GITP revamped. The announced budget increase in Genting Integrated Tourism Plan (GITP) caught us by surprise, as the group assured investors during last quarter’s briefing that the capex allocation remained unchanged at MYR5bn. Management explained that the revised budget will help to expand current as well as introduce new facilities. Although details are scant at this juncture, we understand that Phase 1 of the revamped GITP will now cost MYR8bn-8.4bn. This includes the proposed 20thCentury Fox outdoor theme park (which will now cost over MYR2bn vis-à-vis MYR1bn previously), revamping of its indoor theme park, construction of new staff accommodationsand investments in new supporting infrastructure. Phase 2 of the development will cost over MYR2bn and involve the construction of new luxury hotels as well as a new show arena. While we continue to believe that this would help to spur visitation interest to its flagship Genting Highlands in the long run, we are wary of the series of delays in the proposed timeline of completion. Funding,however, should not be an issue given its current net gearing of 0.01x and annual operating cash flow of over MYR2bn-MYR2.5bn.

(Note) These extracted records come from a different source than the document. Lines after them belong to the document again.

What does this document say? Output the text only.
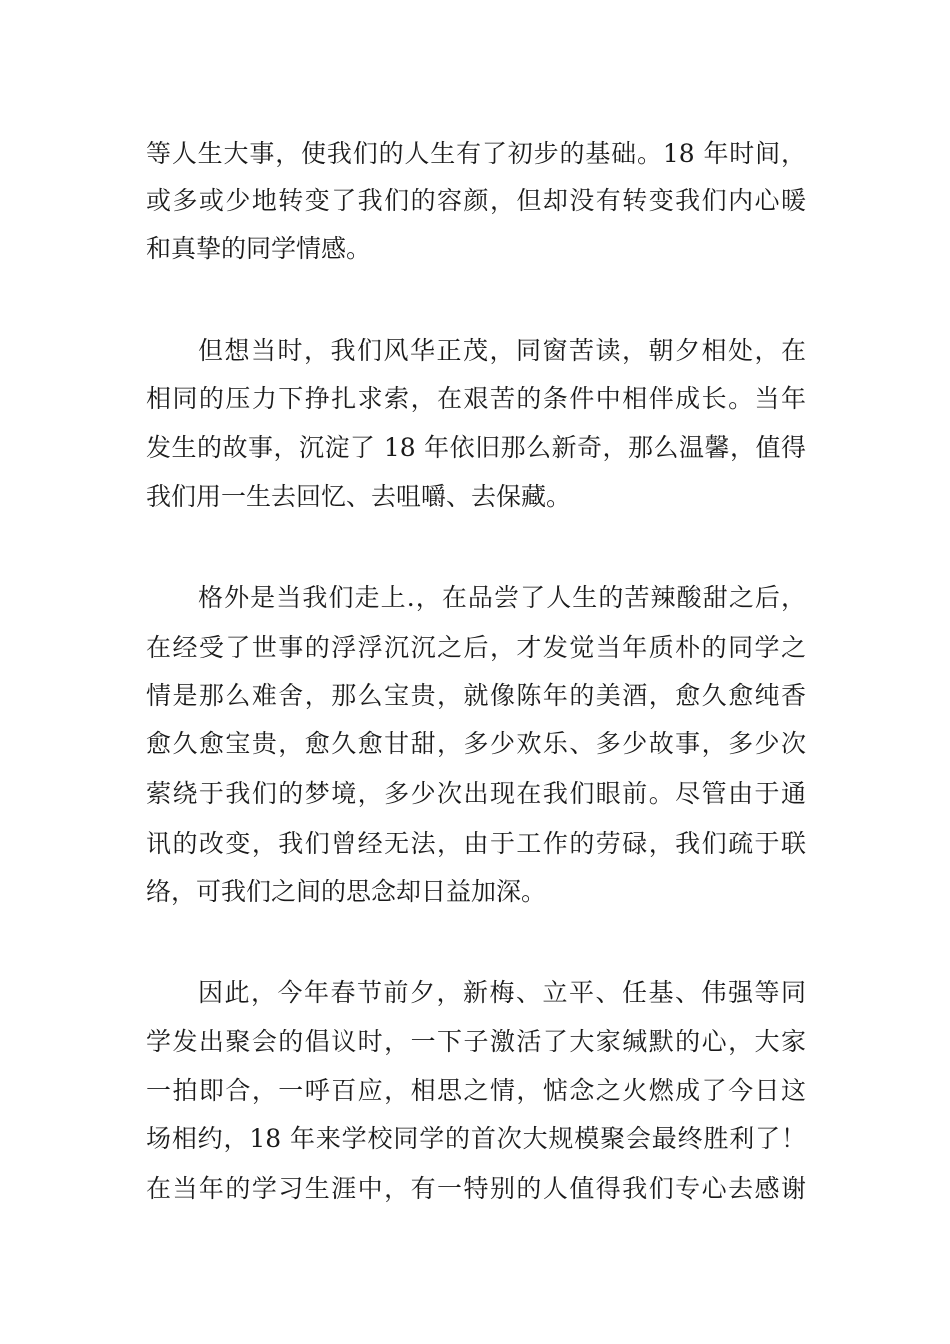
等人生大事，使我们的人生有了初步的基础。18 年时间，
或多或少地转变了我们的容颜，但却没有转变我们内心暖
和真挚的同学情感。
但想当时，我们风华正茂，同窗苦读，朝夕相处，在
相同的压力下挣扎求索，在艰苦的条件中相伴成长。当年
发生的故事，沉淀了 18 年依旧那么新奇，那么温馨，值得
我们用一生去回忆、去咀嚼、去保藏。
格外是当我们走上.，在品尝了人生的苦辣酸甜之后，
在经受了世事的浮浮沉沉之后，才发觉当年质朴的同学之
情是那么难舍，那么宝贵，就像陈年的美酒，愈久愈纯香
愈久愈宝贵，愈久愈甘甜，多少欢乐、多少故事，多少次
萦绕于我们的梦境，多少次出现在我们眼前。尽管由于通
讯的改变，我们曾经无法，由于工作的劳碌，我们疏于联
络，可我们之间的思念却日益加深。
因此，今年春节前夕，新梅、立平、任基、伟强等同
学发出聚会的倡议时，一下子激活了大家缄默的心，大家
一拍即合，一呼百应，相思之情，惦念之火燃成了今日这
场相约，18 年来学校同学的首次大规模聚会最终胜利了！
在当年的学习生涯中，有一特别的人值得我们专心去感谢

Potential hike in gaming taxes. There has been speculation that the Malaysian Government could soon re-visit a potential hike in gaming taxes to help boost the nation’s coffers. We estimate that every 1% hike in casino tax could potentially erode Genting Malaysia’s earnings by 2.5-3%. Risks. Key risks include fluctuations in luck factor, prolonged losses at Resorts World Bimini and a potential hike in casino taxes.
Maintain NEUTRAL. We make no major changes to our earnings forecasts. We fine-tune our TP to MYR4.46 (from MYR4.18) as we updated our SOP components to reflect its latest net cash balance as well as the market value of its 17.8% stake in Genting Hong Kong (678 HK, NR) . Given the limited upside, we maintain our NEUTRAL call.
DCF valuation. We assume an annual capex allocation of MYR2bn for FY16F-18F (from MYR850m-MYR1.5bn previously) before tapering off to MYR1.0bn-1.5bn pa in the foreseeable future as the group looks to fully roll out the revised Phase 1 of its GITP over the next two to three years. We peg a terminal growth rate of 1.5% (from 1.0%) as visitation interest could be rejuvenated in the long run upon the progressive opening of its new gaming and entertainment facilities under the GITP. We also re-jigged our WACC to 8.3% (from 8.7%), taking into account higher debt weightage to fund for its revised MYR10.4bn GITP. In deriving our TP of MYR4.46, we have also imputed its latest net cash position and effective stake of 17.8% in Genting Hong Kong (678 HK, NR).